I do agree that Gantenbein Chardonnay is pretty extraordinary for a Chardonnay almost no-one has ever heard of. I had the vintage 2014 a year ago, it was quite something.
2014 Gantenbein Chardonnay - Switzerland, Eastern Switzerland, Bündner Herrschaft, Fläsch (3.12.2018)
Gantenbein is considered one of the top wine producers in Switzerland. They farm only 6 hectares, of which 5 ha are for Pinot Noir and the rest (approx. 1 ha) is mainly for Chardonnay with a little bit of Riesling as well. The average annual production of this Chardonnay is only 200 cases. 14% alcohol.
Pale lemon yellow color. Very intense, complex and quite concentrated nose with pure aromas of ripe golden apples and nectarine, some creamy richness, a little bit of sweet white peach, light reductive notes of gunpowder smoke, a subtly caramel hint of oak, a touch of pineapple and a green whiff of sappy white fruit. The wine is medium-bodied, very lively and remarkably youthful on the palate with intense, concentrated flavors of ripe citrus fruits and fresh golden apples, steely minerality, some creamy richness, a little bit of sappy green-toned fruit, light star fruit notes, a hint of coconut and a touch of smoky reductive character. The acidity feels very high, which makes the wine feel remarkably fresh and light on its feet despite the concentration. The finish is fresh, crisp and mineral with flavors of tangy green apples, some key lime, a little bit of creamy richness, light sweeter notes of ripe citrus fruits, a hint of toasty oak spice and a touch of sappy white fruit.

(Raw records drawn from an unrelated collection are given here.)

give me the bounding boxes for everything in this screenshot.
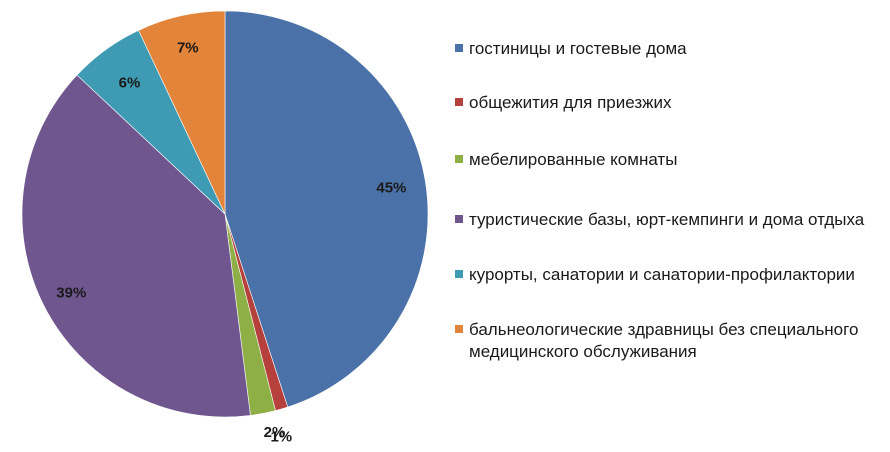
legend-item-furnished-rooms: мебелированные комнаты — [455, 149, 884, 171]
pie-label-hotels: 45% — [376, 180, 406, 197]
legend-swatch-furnished-rooms — [455, 155, 463, 163]
pie-slice-tourist-bases — [21, 74, 251, 418]
pie-slice-hotels — [224, 10, 429, 408]
pie-label-dormitories: 1% — [270, 428, 292, 445]
legend-label-balneological: бальнеологические здравницы без специаль… — [469, 320, 859, 361]
pie-label-balneological: 7% — [177, 40, 199, 57]
legend-label-hotels: гостиницы и гостевые дома — [469, 39, 687, 58]
pie-label-tourist-bases: 39% — [56, 284, 86, 301]
legend-item-hotels: гостиницы и гостевые дома — [455, 38, 884, 60]
pie-chart: 45% 1%2% 39% 6% 7% — [21, 10, 429, 446]
legend-label-dormitories: общежития для приезжих — [469, 93, 672, 112]
legend-swatch-tourist-bases — [455, 215, 463, 223]
pie-slices — [21, 10, 429, 418]
legend-item-resorts: курорты, санатории и санатории-профилакт… — [455, 264, 884, 286]
legend-swatch-hotels — [455, 44, 463, 52]
pie-labels: 45% 1%2% 39% 6% 7% — [56, 40, 406, 446]
legend-swatch-resorts — [455, 270, 463, 278]
legend-label-tourist-bases: туристические базы, юрт-кемпинги и дома … — [469, 210, 865, 229]
legend-label-resorts: курорты, санатории и санатории-профилакт… — [469, 265, 855, 284]
pie-label-furnished-rooms: 2% — [264, 424, 286, 441]
legend-item-dormitories: общежития для приезжих — [455, 92, 884, 114]
legend-label-furnished-rooms: мебелированные комнаты — [469, 150, 678, 169]
pie-slice-balneological — [138, 10, 226, 215]
pie-label-resorts: 6% — [119, 75, 141, 92]
legend-item-balneological: бальнеологические здравницы без специаль… — [455, 319, 884, 363]
legend-item-tourist-bases: туристические базы, юрт-кемпинги и дома … — [455, 209, 884, 231]
legend-swatch-balneological — [455, 325, 463, 333]
legend-swatch-dormitories — [455, 98, 463, 106]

A remarkably balanced, intense and almost nervous Chardonnay that feels all too youthful at this point. I’ve seen Gantenbein Chardonnay likened a few times to Chablis wines that are built like white Grand Cru Burgundies from Côte d’Or, and now - having tasted the wine - I must say that it is an apt comparison. The wine shows the bright minerality, intense green-toned fruit and even smoky reductive one might associate with a Chablis, but the rich, creamy undertones, power and concentration are something one would look for in a Grand Cru Burgundy; this spectacular white manages to combine those characteristics seamlessly into one. The only thing this wine is lacking is age - even at 4 years of age the wine feels all too young and most likely it will require much longer than a decade before it hits its apogee. However, I must say that despite its impressive qualities I still feel that the wine is just too darn expensive at 200 CHF (~185€). (94 pts.)